Our results were in accordance with the study conducted by MI Koukourakis, Giatromanolaki; E Sivridis who observed an over expression of LDH activity in serum in the advanced cancers of 76 patients with lung cancer [19]. They concluded that expression of this biochemical marker in serum can predict the aggressiveness of tumour and thus the prognosis. In another study by Mall et al., it was found raised serum LDH correlated with the advanced grades in small cell cancers of the lungs [20].
However, both these studies were carried out using serum, unlike in our study where we used saliva as a non invasive diagnostic medium to establish the same.
This current study was framed with a concept of establishing a non invasive, easily available, screening test for oral squamous cell carcinoma using a salivary marker.

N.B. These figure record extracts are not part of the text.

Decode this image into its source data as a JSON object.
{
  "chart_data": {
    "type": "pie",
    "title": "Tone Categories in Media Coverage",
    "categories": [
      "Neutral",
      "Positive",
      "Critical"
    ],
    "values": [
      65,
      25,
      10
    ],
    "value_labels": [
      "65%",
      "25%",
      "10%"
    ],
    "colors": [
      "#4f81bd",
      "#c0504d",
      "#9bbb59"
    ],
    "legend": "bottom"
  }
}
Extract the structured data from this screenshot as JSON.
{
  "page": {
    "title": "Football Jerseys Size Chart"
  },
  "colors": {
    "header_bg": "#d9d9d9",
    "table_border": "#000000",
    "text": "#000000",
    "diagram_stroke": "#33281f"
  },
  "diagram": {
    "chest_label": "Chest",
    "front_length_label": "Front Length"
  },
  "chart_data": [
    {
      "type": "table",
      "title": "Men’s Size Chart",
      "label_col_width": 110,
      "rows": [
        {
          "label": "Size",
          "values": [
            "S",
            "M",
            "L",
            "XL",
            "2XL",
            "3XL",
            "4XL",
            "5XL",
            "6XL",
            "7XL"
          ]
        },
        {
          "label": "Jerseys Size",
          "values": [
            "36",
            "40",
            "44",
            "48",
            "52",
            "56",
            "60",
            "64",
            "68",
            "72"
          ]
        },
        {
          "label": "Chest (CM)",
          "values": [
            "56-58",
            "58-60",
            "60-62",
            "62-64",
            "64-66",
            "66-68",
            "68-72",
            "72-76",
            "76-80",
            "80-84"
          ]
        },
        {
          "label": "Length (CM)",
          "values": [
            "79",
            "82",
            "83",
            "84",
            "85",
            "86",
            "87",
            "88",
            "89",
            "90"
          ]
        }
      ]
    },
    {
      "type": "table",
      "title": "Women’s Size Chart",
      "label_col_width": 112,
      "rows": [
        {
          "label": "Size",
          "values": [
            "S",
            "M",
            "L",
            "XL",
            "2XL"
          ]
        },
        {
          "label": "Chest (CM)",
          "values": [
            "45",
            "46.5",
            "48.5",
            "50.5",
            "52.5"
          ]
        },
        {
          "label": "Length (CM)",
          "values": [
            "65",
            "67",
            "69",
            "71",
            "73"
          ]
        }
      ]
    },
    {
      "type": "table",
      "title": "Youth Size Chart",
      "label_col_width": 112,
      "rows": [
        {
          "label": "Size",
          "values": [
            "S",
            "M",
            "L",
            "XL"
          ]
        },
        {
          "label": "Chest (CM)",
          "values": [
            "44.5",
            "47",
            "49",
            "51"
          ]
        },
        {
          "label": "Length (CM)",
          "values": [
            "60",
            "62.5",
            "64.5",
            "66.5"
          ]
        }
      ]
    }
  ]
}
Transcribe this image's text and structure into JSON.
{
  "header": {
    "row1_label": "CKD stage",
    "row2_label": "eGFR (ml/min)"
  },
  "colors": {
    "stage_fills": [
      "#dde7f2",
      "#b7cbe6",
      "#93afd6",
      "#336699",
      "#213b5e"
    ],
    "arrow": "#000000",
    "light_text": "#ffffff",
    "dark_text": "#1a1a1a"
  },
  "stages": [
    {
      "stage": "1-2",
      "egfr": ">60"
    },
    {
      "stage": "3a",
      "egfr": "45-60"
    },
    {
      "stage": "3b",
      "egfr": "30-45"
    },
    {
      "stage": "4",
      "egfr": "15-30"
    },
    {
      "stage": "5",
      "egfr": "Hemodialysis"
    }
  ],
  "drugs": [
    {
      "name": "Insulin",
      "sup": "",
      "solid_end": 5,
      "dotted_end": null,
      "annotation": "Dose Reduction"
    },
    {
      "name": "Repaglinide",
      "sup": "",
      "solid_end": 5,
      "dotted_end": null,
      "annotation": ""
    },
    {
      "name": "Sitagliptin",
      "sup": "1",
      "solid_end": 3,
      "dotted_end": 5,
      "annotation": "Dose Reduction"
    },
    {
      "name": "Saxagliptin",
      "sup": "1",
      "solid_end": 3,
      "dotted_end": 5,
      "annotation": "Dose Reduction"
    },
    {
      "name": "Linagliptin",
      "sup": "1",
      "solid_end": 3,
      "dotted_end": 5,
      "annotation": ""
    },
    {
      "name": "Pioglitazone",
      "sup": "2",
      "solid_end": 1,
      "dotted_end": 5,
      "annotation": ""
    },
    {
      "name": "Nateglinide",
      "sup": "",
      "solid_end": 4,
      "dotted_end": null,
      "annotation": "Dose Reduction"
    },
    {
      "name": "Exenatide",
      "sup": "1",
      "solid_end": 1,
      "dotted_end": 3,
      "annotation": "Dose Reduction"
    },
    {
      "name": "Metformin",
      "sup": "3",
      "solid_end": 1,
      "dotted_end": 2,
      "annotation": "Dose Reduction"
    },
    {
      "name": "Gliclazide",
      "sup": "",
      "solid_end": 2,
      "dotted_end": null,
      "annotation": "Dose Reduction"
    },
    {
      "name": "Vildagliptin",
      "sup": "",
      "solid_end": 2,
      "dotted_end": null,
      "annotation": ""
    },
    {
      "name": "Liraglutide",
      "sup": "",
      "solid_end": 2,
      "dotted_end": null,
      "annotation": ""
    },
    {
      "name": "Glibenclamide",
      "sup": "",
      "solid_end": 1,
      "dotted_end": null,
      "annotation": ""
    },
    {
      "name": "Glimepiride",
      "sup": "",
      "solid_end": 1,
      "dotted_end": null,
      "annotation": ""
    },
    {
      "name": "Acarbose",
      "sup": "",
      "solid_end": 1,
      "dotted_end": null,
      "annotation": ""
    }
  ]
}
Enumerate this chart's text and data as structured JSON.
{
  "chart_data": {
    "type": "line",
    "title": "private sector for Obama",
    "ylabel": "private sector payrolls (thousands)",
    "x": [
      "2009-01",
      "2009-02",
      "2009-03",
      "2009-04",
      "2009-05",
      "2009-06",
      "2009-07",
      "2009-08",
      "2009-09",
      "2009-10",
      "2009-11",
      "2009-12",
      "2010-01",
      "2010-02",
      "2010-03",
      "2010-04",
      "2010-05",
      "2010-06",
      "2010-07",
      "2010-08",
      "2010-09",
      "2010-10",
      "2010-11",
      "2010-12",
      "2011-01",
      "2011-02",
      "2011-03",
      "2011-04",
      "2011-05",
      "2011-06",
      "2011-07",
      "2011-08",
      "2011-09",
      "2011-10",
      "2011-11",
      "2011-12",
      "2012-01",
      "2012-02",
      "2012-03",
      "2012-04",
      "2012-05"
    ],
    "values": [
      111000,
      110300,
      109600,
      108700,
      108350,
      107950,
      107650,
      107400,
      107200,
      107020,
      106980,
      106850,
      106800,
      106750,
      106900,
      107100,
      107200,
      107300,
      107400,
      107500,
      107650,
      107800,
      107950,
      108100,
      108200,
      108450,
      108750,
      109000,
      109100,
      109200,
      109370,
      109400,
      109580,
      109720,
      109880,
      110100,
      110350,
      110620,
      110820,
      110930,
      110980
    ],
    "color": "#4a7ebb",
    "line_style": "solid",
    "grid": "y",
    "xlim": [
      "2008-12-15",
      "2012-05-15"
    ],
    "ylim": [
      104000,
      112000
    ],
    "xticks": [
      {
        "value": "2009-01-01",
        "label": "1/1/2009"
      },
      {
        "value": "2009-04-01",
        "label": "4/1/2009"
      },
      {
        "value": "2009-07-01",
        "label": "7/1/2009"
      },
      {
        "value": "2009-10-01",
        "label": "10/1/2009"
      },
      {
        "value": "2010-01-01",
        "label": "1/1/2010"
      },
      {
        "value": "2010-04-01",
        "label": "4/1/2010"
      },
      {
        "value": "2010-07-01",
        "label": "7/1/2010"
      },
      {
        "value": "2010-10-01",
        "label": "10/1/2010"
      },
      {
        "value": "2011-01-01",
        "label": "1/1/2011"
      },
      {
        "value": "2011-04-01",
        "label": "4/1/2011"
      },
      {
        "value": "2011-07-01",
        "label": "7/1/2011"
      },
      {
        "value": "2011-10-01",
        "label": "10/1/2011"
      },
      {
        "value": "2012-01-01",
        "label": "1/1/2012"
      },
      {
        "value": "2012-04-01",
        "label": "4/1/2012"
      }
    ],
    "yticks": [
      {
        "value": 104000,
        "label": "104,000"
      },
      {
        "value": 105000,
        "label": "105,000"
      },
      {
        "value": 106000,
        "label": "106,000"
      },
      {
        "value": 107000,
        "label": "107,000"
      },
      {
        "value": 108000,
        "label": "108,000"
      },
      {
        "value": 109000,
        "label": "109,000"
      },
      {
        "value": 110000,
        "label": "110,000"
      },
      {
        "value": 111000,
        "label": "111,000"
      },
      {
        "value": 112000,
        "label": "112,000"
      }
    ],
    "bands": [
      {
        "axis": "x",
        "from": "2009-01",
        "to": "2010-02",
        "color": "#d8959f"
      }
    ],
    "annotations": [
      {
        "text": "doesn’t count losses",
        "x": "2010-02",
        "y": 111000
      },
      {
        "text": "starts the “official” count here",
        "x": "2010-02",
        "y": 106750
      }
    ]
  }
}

A significant difference in the salivary LDH values was observed between the cases of OSCC and the control group. Furthermore, it was also observed a significant correlation of the enzyme levels with the differentiation of the tumour, thus predicting prognosis and the overall treatment outcome. Thus, metabolic alterations of saliva could be both an epidemiological marker and a target for chemoprevention of oral and oropharyngeal carcinogenesis.
The significant increase in salivary enzyme levels in patients with OSCC observed in our study reveals advantages of saliva measurement in comparison with serum analysis.
Though salivary diagnosis aids in preliminary detection of OSCC, a definitive diagnosis is always based on a biopsy and histopathological examination which remains as the gold standard.
Conclusion
The increase in salivary enzyme levels may be used as a diagnostic tool, especially when a concurrent analysis for significantly increased markers is carried out. This is because salivary diagnosis involves a noninvasive method, and may thus represent an effective alternative to serum testing. Though the definitive diagnosis of OSCC is based on a biopsy and histopathological examination, it would be highly desirable and beneficial if salivary tumour marker analysis could be done on a routine basis between biopsies.